The figure corresponds to FIG. 3 showing a modification, and FIG. 6 is a graph showing the correlation between the gas-liquid ratio and the maximum particle size. 4... Nozzle body, 8... Liquid ejection nozzle, 10...
Discharge port of the nozzle body, 11... tapered inner surface part,
15...Discharge port of jet nozzle, 21...Opening portion, R
...Gas ejection path, S...Gas-liquid mixing space.

Claims (1)

[Scope of Claims] 1. A liquid ejection nozzle 8 is placed in a nozzle body 4 formed by locating a tapered inner surface portion 11 whose diameter becomes smaller toward the ejection port 10 near the ejection port 10, and gas is ejected around the nozzle body 4. With the path R formed and the gas-liquid mixing space S formed in front,
Furthermore, a spray nozzle is arranged in such a manner that liquid is ejected toward the discharge port 10 side, and the spray nozzle is a spray nozzle disposed in such a manner that liquid is jetted toward the discharge port 10 of the nozzle main body 4 and the liquid jet nozzle 8.

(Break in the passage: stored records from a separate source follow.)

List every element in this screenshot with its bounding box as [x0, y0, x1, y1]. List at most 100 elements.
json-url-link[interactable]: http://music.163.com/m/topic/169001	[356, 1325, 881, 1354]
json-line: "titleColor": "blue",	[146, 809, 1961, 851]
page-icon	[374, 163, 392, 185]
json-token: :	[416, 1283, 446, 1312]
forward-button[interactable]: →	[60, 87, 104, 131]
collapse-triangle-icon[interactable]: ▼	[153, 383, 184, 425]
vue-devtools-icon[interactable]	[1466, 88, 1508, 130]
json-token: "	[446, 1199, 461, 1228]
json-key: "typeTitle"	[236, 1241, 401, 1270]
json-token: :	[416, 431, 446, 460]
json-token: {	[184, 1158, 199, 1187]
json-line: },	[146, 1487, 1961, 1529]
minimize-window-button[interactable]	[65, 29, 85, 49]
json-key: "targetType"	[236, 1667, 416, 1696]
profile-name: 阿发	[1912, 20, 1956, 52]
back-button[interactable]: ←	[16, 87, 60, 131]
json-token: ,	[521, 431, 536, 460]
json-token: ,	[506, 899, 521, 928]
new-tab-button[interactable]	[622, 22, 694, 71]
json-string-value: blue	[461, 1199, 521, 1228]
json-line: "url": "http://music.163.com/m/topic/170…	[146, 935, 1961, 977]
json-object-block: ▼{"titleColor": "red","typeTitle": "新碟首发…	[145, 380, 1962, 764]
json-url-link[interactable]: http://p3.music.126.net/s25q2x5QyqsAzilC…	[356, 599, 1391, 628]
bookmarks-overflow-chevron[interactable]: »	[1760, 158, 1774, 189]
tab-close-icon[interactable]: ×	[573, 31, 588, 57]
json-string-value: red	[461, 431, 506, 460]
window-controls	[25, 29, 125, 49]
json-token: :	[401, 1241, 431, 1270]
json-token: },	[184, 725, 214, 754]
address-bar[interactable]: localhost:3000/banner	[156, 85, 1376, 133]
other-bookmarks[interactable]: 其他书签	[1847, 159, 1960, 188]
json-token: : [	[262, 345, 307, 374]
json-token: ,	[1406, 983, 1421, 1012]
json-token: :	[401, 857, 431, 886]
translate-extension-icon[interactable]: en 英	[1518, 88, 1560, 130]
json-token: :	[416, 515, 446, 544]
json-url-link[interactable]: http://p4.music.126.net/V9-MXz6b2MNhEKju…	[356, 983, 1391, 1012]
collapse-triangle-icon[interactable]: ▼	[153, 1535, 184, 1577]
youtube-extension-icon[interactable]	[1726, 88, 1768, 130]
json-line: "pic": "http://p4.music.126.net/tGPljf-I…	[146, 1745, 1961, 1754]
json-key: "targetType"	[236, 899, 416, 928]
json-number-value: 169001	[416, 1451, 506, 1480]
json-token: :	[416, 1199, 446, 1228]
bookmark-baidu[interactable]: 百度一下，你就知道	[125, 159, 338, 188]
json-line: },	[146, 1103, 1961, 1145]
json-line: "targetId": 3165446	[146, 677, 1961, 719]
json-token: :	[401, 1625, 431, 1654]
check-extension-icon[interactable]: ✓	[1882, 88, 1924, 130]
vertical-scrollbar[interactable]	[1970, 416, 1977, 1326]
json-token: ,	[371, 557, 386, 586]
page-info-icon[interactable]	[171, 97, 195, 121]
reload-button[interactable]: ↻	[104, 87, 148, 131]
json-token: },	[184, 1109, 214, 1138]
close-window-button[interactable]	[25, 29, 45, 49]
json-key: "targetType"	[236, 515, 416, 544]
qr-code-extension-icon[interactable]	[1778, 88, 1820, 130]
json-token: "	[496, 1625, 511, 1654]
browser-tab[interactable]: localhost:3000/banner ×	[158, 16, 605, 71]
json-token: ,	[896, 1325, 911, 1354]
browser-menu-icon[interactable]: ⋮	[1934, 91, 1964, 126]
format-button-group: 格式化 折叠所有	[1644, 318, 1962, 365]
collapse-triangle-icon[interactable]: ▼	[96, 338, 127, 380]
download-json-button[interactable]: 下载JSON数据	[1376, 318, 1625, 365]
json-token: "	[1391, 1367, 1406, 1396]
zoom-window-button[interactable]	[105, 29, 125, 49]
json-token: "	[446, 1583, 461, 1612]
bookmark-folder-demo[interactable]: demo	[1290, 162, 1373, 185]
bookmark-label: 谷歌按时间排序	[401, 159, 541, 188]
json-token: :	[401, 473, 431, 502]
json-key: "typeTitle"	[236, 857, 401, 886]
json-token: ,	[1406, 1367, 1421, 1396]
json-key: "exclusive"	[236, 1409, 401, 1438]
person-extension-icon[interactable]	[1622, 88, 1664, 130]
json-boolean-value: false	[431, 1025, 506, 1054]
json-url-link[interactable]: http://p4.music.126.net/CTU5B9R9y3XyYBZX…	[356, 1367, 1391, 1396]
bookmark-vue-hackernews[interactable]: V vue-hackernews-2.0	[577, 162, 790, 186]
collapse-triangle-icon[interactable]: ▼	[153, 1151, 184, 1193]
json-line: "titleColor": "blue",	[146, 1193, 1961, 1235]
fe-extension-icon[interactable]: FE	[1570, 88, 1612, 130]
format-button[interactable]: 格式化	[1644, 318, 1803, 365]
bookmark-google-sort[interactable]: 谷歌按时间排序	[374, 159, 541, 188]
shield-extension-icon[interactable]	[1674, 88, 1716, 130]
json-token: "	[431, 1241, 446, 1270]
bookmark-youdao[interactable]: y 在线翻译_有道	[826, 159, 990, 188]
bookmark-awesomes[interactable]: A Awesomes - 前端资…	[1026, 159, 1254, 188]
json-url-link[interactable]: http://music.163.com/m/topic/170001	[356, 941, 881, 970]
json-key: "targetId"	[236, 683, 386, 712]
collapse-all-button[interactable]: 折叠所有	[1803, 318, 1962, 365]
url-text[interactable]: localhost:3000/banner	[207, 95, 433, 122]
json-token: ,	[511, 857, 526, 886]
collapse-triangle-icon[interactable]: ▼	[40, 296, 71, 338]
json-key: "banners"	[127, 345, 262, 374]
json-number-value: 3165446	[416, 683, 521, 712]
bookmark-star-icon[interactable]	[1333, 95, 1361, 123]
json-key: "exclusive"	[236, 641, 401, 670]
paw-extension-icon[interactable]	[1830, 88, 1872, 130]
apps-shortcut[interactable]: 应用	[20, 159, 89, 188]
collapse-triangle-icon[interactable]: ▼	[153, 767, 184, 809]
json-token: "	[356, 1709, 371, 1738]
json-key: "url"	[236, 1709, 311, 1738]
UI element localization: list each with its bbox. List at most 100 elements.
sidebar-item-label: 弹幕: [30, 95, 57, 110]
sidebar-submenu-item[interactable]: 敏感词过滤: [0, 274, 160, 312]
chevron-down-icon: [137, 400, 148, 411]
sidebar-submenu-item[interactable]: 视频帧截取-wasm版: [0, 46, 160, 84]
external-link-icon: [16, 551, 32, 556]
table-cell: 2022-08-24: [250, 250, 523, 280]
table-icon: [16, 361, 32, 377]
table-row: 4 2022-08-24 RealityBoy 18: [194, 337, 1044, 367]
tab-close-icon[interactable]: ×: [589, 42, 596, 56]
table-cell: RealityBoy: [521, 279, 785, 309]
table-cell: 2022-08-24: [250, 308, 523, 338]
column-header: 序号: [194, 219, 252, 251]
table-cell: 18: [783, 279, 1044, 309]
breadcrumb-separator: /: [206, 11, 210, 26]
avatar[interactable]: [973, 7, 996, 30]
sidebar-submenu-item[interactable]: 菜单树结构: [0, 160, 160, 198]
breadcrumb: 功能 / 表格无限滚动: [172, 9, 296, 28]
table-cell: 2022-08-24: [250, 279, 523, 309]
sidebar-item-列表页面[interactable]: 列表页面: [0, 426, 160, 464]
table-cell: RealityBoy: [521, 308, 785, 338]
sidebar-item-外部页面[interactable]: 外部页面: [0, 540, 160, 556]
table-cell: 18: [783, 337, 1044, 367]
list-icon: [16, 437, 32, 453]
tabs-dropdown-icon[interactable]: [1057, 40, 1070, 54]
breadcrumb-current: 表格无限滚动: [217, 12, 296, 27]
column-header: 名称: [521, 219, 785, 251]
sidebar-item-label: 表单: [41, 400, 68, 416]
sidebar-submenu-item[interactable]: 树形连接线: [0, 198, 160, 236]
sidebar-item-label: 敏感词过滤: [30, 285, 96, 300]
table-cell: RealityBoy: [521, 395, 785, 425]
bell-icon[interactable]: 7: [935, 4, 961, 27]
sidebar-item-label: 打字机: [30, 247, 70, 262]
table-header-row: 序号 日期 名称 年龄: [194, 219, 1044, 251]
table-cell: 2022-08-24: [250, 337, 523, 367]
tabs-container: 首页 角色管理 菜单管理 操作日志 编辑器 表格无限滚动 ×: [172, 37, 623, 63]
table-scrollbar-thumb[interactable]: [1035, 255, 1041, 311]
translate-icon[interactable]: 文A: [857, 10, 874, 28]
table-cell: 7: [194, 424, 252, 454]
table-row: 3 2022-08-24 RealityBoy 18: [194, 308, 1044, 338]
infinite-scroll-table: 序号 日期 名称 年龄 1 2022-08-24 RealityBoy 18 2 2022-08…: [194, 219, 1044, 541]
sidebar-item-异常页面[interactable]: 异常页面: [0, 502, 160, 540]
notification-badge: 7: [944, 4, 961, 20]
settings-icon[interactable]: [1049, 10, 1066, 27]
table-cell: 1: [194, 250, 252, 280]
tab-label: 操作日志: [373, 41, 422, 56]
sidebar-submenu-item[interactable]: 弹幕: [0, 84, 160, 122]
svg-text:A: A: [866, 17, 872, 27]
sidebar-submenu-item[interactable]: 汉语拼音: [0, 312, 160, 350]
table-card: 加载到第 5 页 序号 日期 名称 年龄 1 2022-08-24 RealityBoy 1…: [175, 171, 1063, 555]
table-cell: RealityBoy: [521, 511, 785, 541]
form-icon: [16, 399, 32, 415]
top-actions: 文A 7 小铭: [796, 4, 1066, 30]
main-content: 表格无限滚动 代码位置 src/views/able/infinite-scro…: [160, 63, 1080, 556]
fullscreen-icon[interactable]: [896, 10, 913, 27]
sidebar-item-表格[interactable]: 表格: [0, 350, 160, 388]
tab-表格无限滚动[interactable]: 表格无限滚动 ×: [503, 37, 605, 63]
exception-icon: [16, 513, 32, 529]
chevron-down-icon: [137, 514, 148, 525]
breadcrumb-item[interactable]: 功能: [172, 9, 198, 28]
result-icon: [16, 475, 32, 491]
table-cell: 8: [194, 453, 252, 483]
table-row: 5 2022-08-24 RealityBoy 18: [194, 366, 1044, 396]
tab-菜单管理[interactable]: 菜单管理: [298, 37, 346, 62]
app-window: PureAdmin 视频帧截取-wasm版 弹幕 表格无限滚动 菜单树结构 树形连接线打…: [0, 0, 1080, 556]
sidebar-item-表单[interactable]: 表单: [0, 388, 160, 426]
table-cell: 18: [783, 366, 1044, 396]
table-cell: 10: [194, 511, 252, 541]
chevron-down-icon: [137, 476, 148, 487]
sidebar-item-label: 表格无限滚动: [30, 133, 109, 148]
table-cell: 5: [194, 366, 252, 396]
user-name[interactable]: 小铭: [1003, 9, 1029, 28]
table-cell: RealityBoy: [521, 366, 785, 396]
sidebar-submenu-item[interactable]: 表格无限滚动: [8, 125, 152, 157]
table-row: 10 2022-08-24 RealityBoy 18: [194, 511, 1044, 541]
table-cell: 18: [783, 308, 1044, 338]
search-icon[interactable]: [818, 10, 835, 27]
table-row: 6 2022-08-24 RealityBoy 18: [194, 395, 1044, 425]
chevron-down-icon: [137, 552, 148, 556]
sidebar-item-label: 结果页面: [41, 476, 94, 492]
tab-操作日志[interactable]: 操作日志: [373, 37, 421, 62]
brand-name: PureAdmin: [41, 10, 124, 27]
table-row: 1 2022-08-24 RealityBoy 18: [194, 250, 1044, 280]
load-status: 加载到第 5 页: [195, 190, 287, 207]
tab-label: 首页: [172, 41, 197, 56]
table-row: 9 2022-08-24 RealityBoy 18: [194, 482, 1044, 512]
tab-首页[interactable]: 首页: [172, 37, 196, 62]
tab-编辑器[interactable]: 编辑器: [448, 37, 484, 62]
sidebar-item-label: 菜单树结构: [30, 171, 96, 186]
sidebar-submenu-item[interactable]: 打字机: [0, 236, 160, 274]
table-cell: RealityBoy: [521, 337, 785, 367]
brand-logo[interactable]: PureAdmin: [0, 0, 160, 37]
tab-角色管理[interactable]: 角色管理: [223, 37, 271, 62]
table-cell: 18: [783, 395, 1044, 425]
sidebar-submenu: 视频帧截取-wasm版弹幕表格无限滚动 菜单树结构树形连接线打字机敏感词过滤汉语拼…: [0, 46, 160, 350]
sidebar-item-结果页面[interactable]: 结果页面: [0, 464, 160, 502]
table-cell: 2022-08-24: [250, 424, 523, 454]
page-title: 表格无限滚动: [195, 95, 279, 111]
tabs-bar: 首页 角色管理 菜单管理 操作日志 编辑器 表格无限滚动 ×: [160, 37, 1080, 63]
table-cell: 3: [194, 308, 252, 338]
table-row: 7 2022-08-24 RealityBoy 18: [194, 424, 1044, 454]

0 and 15 are each composed of a plurality of elongated opening portions 21 that are connected to each other on the discharge center line or approximately on the discharge center line and extend in the radial direction, and when viewed in the direction of the discharge center, the discharge port 1 of the nozzle body 4
0 and the discharge port 15 of the liquid jet nozzle 8 are arranged so that the phases of the opening portions 21 are different from each other. 2. The spray nozzle according to claim 1, wherein the discharge ports 10 and 15 of the nozzle body 4 and the liquid jet nozzle 8 are formed in a rectangular groove shape when viewed from the exit. 3. The spray nozzle according to claim 1, wherein the discharge ports 10 and 15 of the nozzle body 4 and the liquid jet nozzle 8 are formed radially when viewed from the exit.